Barney Frank proposes TARP restrictions

JAN 09, 2009
By  Bloomberg
The Department of the Treasury would be required to take significant steps to mitigate foreclosures under legislation outlined today by House Financial Services Committee chairman Barney Frank, D-Mass. The bill, which has not yet been introduced, would amend the Troubled Asset Relief Program “to strengthen accountability, close loopholes and increase transparency,” according to a statement from Mr. Frank. Under the plan outlined by Mr. Frank, the most stringent executive compensation restrictions would apply for all types of TARP funding. Currently, different compensation restrictions apply, depending on the type of aid banks receive.
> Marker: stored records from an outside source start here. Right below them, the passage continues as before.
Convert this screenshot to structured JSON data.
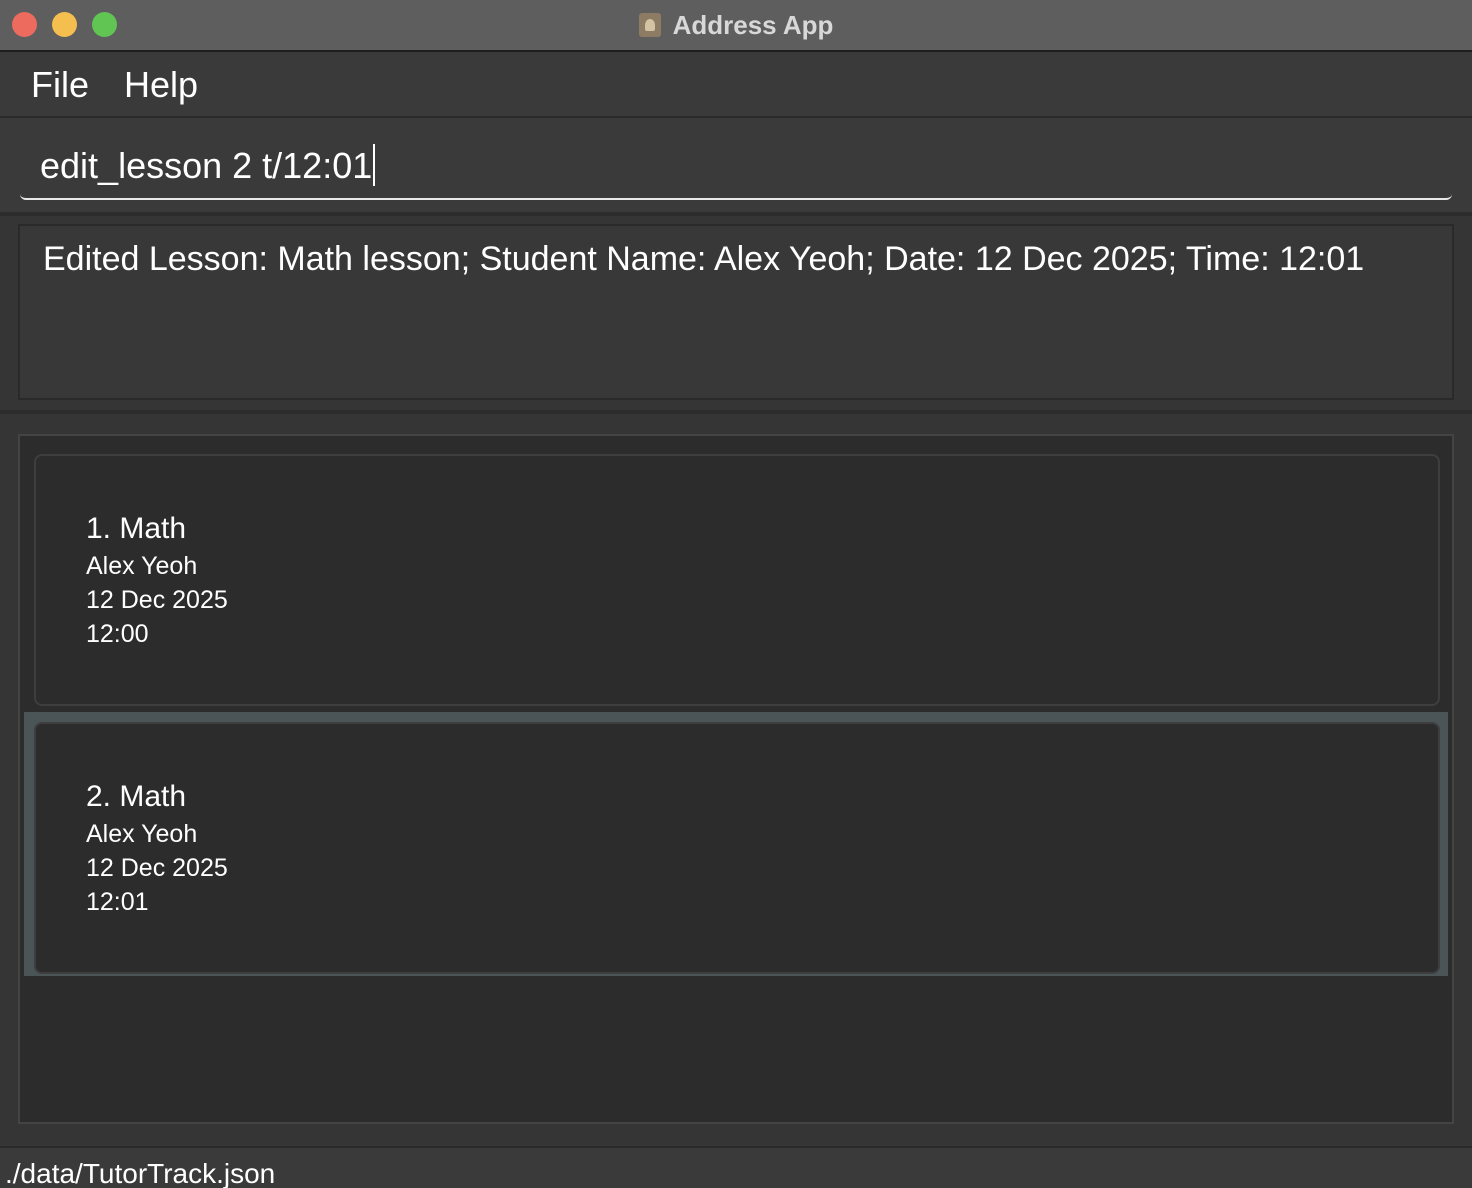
{
  "window": {
    "title": "Address App"
  },
  "menu": {
    "file": "File",
    "help": "Help"
  },
  "command": {
    "value": "edit_lesson 2 t/12:01"
  },
  "result": {
    "text": "Edited Lesson: Math lesson; Student Name: Alex Yeoh; Date: 12 Dec 2025; Time: 12:01"
  },
  "lessons": [
    {
      "title": "1. Math",
      "student": "Alex Yeoh",
      "date": "12 Dec 2025",
      "time": "12:00",
      "selected": false
    },
    {
      "title": "2. Math",
      "student": "Alex Yeoh",
      "date": "12 Dec 2025",
      "time": "12:01",
      "selected": true
    }
  ],
  "status": {
    "path": "./data/TutorTrack.json"
  },
  "colors": {
    "close": "#ed6a5e",
    "minimize": "#f5bf4f",
    "zoom": "#61c554",
    "selection": "#4b5457"
  }
}
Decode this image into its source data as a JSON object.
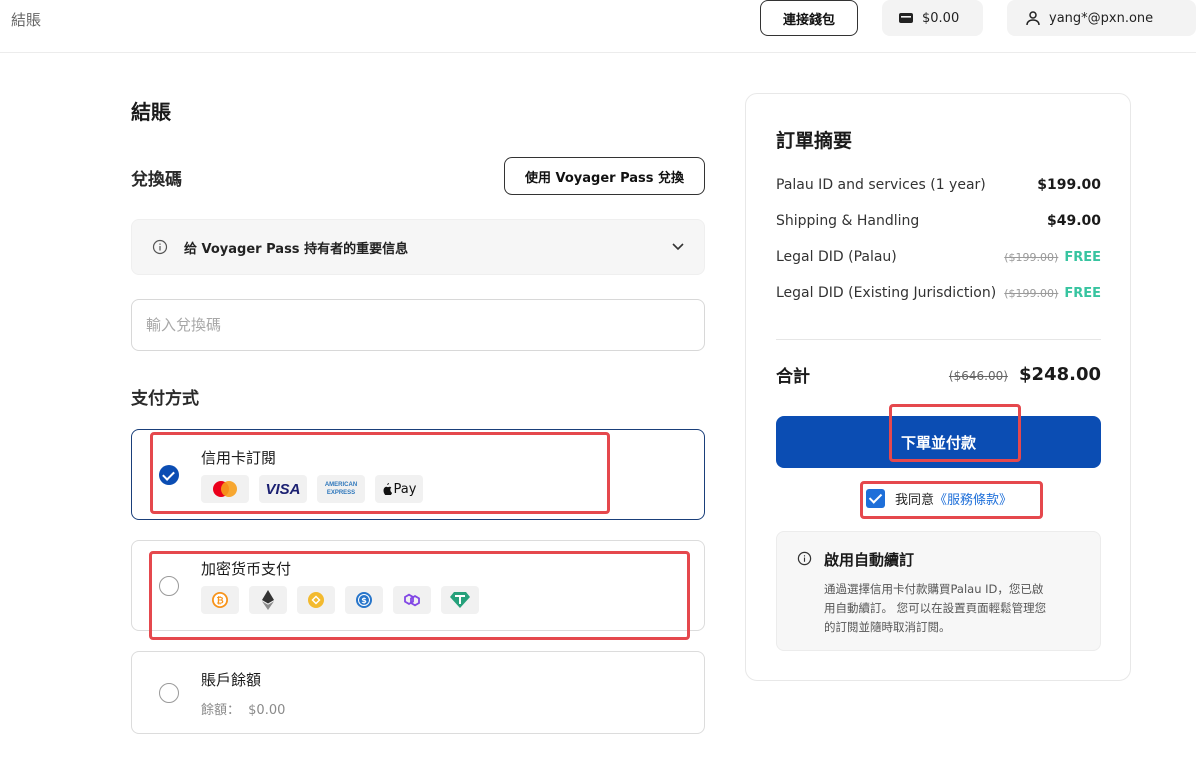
{
  "header": {
    "breadcrumb": "結賬",
    "connect_wallet_label": "連接錢包",
    "balance": "$0.00",
    "user_email": "yang*@pxn.one"
  },
  "checkout": {
    "title": "結賬",
    "redeem": {
      "title": "兌換碼",
      "voyager_button": "使用 Voyager Pass 兌換",
      "info_label": "给 Voyager Pass 持有者的重要信息",
      "code_placeholder": "輸入兌換碼",
      "code_value": ""
    },
    "payment": {
      "title": "支付方式",
      "options": [
        {
          "label": "信用卡訂閱",
          "selected": true,
          "logos": [
            "mastercard-icon",
            "visa-icon",
            "amex-icon",
            "apple-pay-icon"
          ]
        },
        {
          "label": "加密货币支付",
          "selected": false,
          "logos": [
            "bitcoin-icon",
            "ethereum-icon",
            "bnb-icon",
            "usdc-icon",
            "polygon-icon",
            "tether-icon"
          ]
        },
        {
          "label": "賬戶餘額",
          "selected": false,
          "balance_label": "餘額：",
          "balance_value": "$0.00"
        }
      ],
      "card_logo_text": {
        "visa": "VISA",
        "amex_top": "AMERICAN",
        "amex_bottom": "EXPRESS",
        "apple_pay": "Pay"
      }
    }
  },
  "summary": {
    "title": "訂單摘要",
    "items": [
      {
        "name": "Palau ID and services (1 year)",
        "price": "$199.00"
      },
      {
        "name": "Shipping & Handling",
        "price": "$49.00"
      },
      {
        "name": "Legal DID (Palau)",
        "original": "($199.00)",
        "price": "FREE"
      },
      {
        "name": "Legal DID (Existing Jurisdiction)",
        "original": "($199.00)",
        "price": "FREE"
      }
    ],
    "total_label": "合計",
    "total_original": "($646.00)",
    "total": "$248.00",
    "pay_button": "下單並付款",
    "agree_text": "我同意",
    "tos_link": "《服務條款》",
    "agree_checked": true,
    "auto_renew": {
      "title": "啟用自動續訂",
      "body": "通過選擇信用卡付款購買Palau ID，您已啟用自動續訂。 您可以在設置頁面輕鬆管理您的訂閱並隨時取消訂閱。"
    }
  },
  "colors": {
    "primary": "#0b4db3",
    "link": "#1e6fd9",
    "free": "#37c4a0",
    "highlight": "#e5484d"
  }
}
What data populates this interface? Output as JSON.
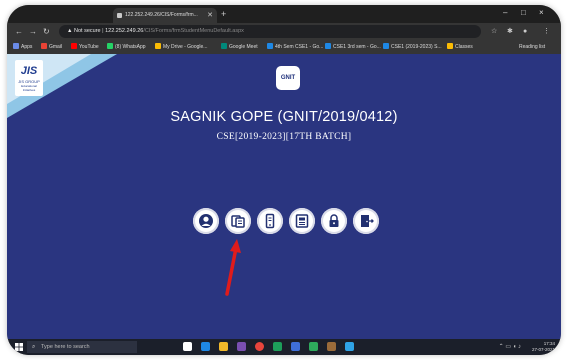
{
  "browser": {
    "tab_title": "122.252.249.26/CIS/Forms/frm...",
    "new_tab_symbol": "+",
    "window_controls": [
      "–",
      "□",
      "×"
    ],
    "security_label": "Not secure",
    "url_host": "122.252.249.26",
    "url_path": "/CIS/Forms/frmStudentMenuDefault.aspx",
    "bookmarks": [
      {
        "label": "Apps",
        "color": "#6a8be8"
      },
      {
        "label": "Gmail",
        "color": "#ea4335"
      },
      {
        "label": "YouTube",
        "color": "#ff0000"
      },
      {
        "label": "(8) WhatsApp",
        "color": "#25d366"
      },
      {
        "label": "My Drive - Google...",
        "color": "#fbbc04"
      },
      {
        "label": "Google Meet",
        "color": "#00897b"
      },
      {
        "label": "4th Sem CSE1 - Go...",
        "color": "#1e88e5"
      },
      {
        "label": "CSE1 3rd sem - Go...",
        "color": "#1e88e5"
      },
      {
        "label": "CSE1 (2019-2023) S...",
        "color": "#1e88e5"
      },
      {
        "label": "Classes",
        "color": "#fbbc04"
      }
    ],
    "reading_list_label": "Reading list"
  },
  "page": {
    "logo_mark": "JIS",
    "logo_name": "JIS GROUP",
    "logo_tagline": "Educational Initiatives",
    "college_badge": "GNIT",
    "student_name": "SAGNIK GOPE (GNIT/2019/0412)",
    "batch": "CSE[2019-2023][17TH BATCH]",
    "menu_icons": [
      "profile-icon",
      "documents-icon",
      "mobile-device-icon",
      "id-card-icon",
      "lock-icon",
      "exit-door-icon"
    ],
    "arrow_color": "#e01b1b"
  },
  "taskbar": {
    "search_placeholder": "Type here to search",
    "time": "17:34",
    "date": "27-07-2021"
  }
}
That would include provisions adopted in the auto industry bailout that prohibit bonuses or incentive compensation to the 25 highest-paid employees of each company and require divestment of aircraft. In addition, all “golden parachute” payments would be banned for the duration of TARP investments, “claw-backs” of compensation based on statements found to be materially inaccurate would be required and incentives that encourage excessive risks would be barred. Release of the second $350 billion of the $700 billion TARP money would be conditioned on the use of a minimum of $50 billion for foreclosure mitigation. The Treasury Department would be required to reach agreement with banks that receive TARP funding and their regulators on how the funds are to be used and benchmarks they would be required to meet. Regulators would have to look at how the funds are used, and the banks would be required to file quarterly reports on the amount of lending attributable to the financial assistance. The Congressional Oversight Panel, created to oversee the expenditure of TARP money, today also released its second monthly report, saying that it had been unable to get answers on what banks are doing with taxpayer money they have received.